My flight is still scheduled and has left Amsterdam.  It is 25 minutes late, but I will suffer through that without complaint if that is the extent of it.  There was another blast this afternoon, but our understanding is that it was a scheduled detonation of a remaining bomb.  The tweets and news wires say there were 32 people who died in the blasts.  Reuters has a little story and says 20 are dead.

We are all well.  The Iringa folk will be leaving soon for a wait at Chalinze until the Augustana people arrive.  More breaking news as it happens!

Ken

Wednesday, February 16, 2011

Dar Mall of Tanzania


Bombs Away!


We are safe and sound in Dar.  It is around 9 PM.  However, there have been explosions for the last hour at a munitions dump about 2 km from the airport.  It is now closed and Don’ seminary classmates are stranded in Kili likely until tomorrow’s flight to Dar.  Of course, I hope things are back to normal by then since that will be the flight I take back to Amsterdam.  Apparently the government had been warned to move this explosive dump, but failed to do so.  One report said the fire that started this was from a thunderstorm.  Not so.  There is not a cloud in the sky.  The first couple explosions were really loud like thunder claps close by, but I immediately noticed they were not preceded by lightening.  It took a short time for me to realize the moon is almost full and there is not a cloud in the sky.  From some areas the eerie orange glow of the exploding bombs could be seen.  We are on the outskirts of the 10 K (6 mile) radius they have evacuated.  There have been some exceptionally loud explosions, but many, many less substantial ones.  Much of the info we have learned by watching “tweets” on the internet.  Instant news.

Regardless, now at about 10:30 PM, the explosions have been fewer and further between in the last 15 minutes, but still not finished.

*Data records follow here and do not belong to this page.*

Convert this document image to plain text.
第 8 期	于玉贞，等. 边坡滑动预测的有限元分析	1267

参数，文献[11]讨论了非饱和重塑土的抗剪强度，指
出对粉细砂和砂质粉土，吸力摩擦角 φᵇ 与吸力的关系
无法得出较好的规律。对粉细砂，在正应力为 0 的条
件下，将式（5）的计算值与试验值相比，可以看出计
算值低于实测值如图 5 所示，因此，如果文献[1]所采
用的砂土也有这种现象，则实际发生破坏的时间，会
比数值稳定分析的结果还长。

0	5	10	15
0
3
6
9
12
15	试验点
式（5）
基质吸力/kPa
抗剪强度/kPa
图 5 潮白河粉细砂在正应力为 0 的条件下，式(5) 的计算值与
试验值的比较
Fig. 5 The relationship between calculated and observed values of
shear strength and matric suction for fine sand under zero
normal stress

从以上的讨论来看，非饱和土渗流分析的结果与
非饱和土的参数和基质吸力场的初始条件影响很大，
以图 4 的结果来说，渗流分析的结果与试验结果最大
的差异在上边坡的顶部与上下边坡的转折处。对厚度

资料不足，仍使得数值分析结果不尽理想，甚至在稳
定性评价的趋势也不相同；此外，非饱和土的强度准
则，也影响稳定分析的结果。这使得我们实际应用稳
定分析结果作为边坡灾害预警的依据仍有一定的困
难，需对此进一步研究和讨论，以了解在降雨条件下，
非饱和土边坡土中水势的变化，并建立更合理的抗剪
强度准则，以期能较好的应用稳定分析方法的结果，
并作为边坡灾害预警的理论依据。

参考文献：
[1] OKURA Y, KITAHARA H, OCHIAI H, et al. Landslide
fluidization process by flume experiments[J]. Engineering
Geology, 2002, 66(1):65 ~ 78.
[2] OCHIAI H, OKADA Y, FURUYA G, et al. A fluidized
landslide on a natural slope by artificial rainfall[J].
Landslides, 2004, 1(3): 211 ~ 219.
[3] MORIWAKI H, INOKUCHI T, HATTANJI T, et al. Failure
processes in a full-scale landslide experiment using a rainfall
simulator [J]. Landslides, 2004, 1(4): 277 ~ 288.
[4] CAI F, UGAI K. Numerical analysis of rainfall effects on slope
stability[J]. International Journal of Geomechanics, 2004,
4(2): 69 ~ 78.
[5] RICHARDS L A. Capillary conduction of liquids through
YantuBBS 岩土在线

It is now 12:30 AM, Feb 17.  There are no further explosions and the tweets have slowed.  I am not finding any new news on the web.

It’s morning.  The group stepped into my office for an update on the flight, the airport and the explosions.  We found this website: http://tinyurl.com/4c2rolu that tells the story, photo and all.

My office, you ask?  The wireless does not reach to my room, so my office is a chair on the sidewalk in line of sight of the office where the wireless originates.  I charge astronomical rates for my consultations, absolutely outrageous!  But hey, I have a captive audience.  Unfortunately, everyone has paid on credit for Tsh, so I am not holding my breath.  “The check is in the mail.”

I may write more about the pleasant day we had yesterday, but it pales in comparison to last night’s fireworks.  After breakfast we went to a shopping center.  Not quite the Mall of America, but big competition for the Burnsville Center.  We got a flat screen TV for the Lutheran Center, a new phone for Don, a pair of steam irons and more!  Lunch and shopping at Slipway were high-lights, and a very good dinner at a Thai place in the New Africa Hotel.  We did have a great time, but how can that compete with explosions?

I am hoping I have a ride to Dar airport when we go to pick up the classmates. We'll see how that coordinates.  By the time you wake up in seven or eight hours, much will have been determined and likely I will be at the airport waiting for my flight.  I can only hope!